A: Two ways: Today more than 65 percent of our revenue is outside the United States. Secondly, it depends who you are as a user.

You and I probably use about 41 cents’ worth of WD-40 a year. But those working commercially or in factories are using between $40 and $70 of WD-40 a year. Our heavy-end users, such as artisans, repair-and-overhaul people, construction trades and automotive people, are using many, many cans a year.

Q: How is WD-40 marketed?

A: We have a very simple set of questions we ask ourselves: Do you need me? Do you know me? Can you buy me?

WD-40 is a big brand globally, but in any particular sales channel it’s not that big. We don’t position ourselves as a lubricant or a de-penetrant or as a water displacer or as a rust-preventive product.
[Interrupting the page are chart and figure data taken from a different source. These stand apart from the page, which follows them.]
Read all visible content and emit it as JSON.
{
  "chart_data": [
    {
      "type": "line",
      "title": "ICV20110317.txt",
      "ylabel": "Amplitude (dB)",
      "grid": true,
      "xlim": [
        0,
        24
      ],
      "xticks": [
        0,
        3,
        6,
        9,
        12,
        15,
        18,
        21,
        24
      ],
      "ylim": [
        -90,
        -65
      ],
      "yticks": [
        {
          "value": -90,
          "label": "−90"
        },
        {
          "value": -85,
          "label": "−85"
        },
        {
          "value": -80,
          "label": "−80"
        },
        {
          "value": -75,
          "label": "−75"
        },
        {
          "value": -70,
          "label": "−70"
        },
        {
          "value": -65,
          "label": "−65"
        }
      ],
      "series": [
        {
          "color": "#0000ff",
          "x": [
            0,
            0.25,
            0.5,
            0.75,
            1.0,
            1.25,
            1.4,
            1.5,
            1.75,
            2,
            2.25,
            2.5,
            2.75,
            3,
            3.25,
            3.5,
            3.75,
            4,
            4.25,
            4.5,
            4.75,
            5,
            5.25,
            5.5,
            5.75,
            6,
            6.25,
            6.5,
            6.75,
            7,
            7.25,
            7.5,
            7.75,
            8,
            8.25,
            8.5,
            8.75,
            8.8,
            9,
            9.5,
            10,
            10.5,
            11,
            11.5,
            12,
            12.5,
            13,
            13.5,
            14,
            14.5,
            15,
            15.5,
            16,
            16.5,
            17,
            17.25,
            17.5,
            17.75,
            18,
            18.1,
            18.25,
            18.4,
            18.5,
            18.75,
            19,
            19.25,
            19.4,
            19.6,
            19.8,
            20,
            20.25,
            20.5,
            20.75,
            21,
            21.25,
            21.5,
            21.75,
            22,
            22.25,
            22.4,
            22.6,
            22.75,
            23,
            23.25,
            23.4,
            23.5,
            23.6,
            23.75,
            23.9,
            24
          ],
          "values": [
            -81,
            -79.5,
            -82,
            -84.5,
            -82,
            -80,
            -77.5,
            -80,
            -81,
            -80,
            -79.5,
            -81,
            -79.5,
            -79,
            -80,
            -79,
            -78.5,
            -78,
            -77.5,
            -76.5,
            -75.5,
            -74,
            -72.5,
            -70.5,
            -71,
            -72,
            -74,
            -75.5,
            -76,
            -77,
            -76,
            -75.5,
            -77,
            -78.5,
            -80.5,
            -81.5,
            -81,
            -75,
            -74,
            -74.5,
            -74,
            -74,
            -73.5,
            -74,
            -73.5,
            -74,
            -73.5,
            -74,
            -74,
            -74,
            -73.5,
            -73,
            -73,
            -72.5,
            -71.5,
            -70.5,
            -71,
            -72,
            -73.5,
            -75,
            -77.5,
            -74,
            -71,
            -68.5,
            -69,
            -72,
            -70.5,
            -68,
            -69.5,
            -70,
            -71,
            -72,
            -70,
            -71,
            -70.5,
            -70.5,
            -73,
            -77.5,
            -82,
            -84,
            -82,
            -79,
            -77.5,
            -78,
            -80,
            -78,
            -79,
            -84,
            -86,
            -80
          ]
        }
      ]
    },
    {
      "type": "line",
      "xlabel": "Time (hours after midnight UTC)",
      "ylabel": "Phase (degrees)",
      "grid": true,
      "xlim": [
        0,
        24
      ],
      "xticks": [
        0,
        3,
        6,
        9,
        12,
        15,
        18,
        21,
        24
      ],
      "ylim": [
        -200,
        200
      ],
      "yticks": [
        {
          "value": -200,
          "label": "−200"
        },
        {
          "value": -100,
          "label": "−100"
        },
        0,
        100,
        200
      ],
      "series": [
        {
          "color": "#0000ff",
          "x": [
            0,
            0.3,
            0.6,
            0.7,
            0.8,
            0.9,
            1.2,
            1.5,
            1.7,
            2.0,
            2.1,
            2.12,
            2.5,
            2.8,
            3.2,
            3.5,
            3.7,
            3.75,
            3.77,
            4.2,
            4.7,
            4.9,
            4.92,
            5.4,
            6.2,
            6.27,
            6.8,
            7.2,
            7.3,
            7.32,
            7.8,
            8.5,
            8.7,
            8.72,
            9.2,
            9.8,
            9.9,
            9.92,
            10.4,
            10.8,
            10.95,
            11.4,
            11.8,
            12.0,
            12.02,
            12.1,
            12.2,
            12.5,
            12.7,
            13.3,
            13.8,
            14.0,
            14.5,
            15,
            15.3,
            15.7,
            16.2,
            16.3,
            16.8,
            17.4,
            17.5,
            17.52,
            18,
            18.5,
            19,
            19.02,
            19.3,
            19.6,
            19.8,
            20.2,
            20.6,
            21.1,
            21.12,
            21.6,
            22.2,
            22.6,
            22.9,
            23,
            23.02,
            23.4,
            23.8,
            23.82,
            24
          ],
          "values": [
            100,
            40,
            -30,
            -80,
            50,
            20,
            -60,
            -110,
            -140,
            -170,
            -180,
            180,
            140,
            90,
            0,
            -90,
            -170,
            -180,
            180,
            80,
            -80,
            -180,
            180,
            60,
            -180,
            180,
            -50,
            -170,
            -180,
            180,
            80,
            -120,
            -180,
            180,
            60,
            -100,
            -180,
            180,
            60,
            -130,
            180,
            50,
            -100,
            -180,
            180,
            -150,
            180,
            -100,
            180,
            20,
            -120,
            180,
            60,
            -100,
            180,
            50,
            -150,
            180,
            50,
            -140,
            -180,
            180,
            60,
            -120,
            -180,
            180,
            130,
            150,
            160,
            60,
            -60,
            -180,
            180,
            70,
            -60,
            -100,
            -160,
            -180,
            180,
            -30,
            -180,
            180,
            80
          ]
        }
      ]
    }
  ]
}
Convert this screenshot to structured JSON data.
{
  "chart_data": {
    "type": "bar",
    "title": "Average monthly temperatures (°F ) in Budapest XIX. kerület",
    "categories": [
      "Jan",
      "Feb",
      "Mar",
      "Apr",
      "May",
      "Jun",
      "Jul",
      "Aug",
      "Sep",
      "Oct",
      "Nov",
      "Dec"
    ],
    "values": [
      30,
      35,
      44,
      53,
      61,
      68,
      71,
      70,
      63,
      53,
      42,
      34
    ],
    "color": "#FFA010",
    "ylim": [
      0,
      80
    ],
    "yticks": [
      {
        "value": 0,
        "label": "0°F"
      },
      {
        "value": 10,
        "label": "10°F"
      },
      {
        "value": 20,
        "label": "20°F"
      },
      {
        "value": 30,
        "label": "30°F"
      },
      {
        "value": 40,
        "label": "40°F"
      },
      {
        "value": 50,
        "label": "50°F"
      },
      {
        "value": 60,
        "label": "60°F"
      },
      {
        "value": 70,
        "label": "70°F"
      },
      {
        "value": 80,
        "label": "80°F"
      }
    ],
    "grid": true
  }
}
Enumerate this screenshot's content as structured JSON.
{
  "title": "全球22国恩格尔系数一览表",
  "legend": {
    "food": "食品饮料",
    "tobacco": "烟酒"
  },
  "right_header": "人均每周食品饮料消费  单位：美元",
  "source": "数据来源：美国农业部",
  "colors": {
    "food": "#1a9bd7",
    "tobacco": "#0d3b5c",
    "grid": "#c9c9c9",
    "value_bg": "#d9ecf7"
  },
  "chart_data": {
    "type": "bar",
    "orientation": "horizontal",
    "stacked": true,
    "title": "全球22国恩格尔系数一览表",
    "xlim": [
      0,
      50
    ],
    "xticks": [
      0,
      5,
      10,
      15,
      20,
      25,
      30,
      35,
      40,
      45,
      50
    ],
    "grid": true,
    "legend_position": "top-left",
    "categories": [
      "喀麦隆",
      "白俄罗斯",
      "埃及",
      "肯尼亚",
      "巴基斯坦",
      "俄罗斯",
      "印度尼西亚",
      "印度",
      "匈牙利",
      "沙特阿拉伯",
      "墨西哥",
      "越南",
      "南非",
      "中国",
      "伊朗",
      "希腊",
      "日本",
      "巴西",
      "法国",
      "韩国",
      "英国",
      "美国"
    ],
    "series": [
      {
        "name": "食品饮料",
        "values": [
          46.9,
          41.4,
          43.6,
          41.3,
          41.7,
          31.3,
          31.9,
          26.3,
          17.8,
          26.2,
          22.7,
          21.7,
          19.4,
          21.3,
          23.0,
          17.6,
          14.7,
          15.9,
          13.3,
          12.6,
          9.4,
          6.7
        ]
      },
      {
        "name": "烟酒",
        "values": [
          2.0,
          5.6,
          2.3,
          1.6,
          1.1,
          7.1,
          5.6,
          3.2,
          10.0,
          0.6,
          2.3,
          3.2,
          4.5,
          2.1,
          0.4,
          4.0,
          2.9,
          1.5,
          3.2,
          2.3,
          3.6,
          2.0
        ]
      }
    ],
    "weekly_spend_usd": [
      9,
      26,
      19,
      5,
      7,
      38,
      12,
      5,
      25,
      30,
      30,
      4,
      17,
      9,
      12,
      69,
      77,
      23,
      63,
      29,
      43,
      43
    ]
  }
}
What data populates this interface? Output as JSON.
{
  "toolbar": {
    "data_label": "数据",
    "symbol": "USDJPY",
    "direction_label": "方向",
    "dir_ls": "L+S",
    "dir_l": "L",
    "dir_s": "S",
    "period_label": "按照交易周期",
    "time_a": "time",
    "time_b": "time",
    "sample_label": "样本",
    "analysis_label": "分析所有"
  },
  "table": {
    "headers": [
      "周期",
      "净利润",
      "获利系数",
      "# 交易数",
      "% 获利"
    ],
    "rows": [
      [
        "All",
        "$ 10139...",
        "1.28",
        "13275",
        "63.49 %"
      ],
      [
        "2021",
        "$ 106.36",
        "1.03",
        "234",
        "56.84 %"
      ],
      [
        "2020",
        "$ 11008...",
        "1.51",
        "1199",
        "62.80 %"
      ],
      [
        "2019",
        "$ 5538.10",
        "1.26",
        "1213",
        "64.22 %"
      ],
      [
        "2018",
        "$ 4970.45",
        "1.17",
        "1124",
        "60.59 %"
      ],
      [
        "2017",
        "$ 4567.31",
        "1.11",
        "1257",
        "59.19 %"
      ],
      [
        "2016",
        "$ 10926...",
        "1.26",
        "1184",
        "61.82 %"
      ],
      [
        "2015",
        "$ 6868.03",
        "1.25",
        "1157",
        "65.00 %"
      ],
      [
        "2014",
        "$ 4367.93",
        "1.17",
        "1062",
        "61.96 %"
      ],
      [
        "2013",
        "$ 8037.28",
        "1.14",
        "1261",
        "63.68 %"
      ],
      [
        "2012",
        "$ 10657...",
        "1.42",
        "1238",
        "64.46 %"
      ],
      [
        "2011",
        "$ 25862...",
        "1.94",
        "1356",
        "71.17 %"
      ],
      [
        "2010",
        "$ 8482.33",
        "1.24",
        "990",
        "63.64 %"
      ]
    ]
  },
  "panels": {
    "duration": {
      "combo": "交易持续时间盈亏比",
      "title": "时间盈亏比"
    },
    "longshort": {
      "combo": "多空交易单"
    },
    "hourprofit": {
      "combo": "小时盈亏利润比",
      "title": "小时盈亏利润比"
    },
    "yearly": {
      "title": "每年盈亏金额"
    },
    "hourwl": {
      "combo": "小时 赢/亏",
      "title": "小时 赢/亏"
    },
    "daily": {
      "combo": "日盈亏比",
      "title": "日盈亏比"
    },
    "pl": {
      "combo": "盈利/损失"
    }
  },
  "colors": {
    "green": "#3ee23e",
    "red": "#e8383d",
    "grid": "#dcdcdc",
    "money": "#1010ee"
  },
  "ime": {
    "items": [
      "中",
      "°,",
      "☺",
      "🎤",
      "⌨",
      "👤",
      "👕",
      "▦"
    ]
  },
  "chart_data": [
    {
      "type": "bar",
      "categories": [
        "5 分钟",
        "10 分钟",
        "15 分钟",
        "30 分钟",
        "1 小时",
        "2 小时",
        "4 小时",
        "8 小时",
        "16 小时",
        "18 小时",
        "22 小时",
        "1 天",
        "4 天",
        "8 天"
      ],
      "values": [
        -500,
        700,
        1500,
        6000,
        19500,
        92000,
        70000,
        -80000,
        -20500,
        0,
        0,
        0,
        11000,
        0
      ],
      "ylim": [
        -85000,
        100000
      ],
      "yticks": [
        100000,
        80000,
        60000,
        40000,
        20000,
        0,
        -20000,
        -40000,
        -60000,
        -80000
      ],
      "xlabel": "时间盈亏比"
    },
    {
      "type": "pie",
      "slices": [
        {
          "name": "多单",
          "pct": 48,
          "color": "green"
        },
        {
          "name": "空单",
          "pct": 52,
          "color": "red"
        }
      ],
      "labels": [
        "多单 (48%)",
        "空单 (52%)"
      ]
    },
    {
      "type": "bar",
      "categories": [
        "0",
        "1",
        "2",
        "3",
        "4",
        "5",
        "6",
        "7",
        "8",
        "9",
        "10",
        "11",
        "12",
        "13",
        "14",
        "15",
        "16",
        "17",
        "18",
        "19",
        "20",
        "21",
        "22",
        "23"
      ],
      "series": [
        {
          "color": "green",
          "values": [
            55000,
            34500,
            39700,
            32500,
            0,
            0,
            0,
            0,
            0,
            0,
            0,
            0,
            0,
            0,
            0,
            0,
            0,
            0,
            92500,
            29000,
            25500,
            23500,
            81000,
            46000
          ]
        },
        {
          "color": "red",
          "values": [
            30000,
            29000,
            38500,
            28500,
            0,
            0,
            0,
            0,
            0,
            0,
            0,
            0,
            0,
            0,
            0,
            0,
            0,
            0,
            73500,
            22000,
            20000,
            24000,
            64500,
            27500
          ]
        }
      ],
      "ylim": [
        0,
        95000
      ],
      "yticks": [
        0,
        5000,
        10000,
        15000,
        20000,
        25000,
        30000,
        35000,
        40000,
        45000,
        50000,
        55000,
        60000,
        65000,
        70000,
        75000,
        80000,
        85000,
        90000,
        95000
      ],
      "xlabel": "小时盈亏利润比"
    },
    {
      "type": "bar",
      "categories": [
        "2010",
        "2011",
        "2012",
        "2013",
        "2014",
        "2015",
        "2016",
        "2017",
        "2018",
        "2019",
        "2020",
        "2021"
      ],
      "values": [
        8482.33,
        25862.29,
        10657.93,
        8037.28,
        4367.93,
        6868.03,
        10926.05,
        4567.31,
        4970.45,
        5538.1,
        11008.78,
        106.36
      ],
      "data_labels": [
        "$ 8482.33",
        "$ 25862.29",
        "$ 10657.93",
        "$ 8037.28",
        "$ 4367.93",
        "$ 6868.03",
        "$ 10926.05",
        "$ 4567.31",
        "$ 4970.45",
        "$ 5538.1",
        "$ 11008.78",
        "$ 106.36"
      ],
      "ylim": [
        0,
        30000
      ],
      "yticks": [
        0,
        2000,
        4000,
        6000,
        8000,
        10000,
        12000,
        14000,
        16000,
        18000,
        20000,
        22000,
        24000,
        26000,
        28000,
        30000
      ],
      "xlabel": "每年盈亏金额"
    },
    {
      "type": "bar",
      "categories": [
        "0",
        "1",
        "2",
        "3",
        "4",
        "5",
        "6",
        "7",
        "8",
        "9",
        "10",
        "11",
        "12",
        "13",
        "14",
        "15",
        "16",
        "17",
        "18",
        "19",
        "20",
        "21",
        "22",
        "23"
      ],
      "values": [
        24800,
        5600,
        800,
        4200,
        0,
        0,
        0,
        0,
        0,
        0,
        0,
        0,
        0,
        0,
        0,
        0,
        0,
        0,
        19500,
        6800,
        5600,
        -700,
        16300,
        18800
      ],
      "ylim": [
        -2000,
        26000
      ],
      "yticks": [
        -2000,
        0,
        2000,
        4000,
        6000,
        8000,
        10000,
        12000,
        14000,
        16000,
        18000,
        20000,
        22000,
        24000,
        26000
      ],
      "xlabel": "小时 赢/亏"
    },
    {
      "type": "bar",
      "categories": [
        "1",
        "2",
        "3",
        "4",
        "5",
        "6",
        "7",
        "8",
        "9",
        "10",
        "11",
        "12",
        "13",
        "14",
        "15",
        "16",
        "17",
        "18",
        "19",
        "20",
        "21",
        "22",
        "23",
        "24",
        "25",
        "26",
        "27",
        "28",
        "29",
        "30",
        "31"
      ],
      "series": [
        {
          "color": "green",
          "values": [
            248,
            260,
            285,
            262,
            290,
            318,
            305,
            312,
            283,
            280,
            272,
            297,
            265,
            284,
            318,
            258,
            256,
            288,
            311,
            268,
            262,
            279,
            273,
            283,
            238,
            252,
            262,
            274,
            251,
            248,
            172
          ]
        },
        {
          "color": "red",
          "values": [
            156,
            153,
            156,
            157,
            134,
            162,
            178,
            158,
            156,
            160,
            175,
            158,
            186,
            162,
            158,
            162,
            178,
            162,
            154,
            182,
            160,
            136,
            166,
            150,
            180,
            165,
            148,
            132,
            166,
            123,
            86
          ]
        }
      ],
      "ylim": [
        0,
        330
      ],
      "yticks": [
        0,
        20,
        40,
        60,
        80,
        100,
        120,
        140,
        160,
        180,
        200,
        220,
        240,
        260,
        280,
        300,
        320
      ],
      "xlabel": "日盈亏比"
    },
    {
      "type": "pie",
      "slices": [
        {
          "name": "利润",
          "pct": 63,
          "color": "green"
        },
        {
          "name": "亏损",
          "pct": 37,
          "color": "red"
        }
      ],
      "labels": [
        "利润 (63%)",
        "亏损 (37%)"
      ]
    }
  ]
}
We position ourselves as a multiuse product, which means we can go anywhere we want.

You can buy WD-40 in an automotive store, a hardware store, a grocery store, a drugstore. That’s the secret for part of our success.

Q: The world and technology change so rapidly, but WD-40 seems to do well by mostly sticking to its knitting. True?

A: Focus is so important. You have to know what you understand and what you don’t understand. A lot of companies like to diversify but we call it “de-worsify,” where you keep looking for that shiny new penny because what we’re doing sometimes gets boring.

We’ve doubled our business in the last 10 years and we know we can double it again in the next 10. All it takes is focus.

Q: You were once quoted saying, “We’re everyday folks doing our job and making money for our shareholders.” What did you mean?

A: I don’t take myself too seriously. So often hubris and ego take over from reality. We are everyday folks. We say please and thank you. We respect people.

Profit is the applause of doing good work and having engaged employees, and that’s what I’m most proud of. The stock price will take care of itself.

Q: Your website lists some strange ways people have used WD-40, like removing a python from the undercarriage of a bus. What’s your favorite story?

A: There was a lady in the Midwest who had a bird feeder in her backyard and squirrels use to run up the pole and eat the bird feed. So she sprayed the pole with WD-40. Can you imagine those little squirrels trying to climb up that lubricated pole?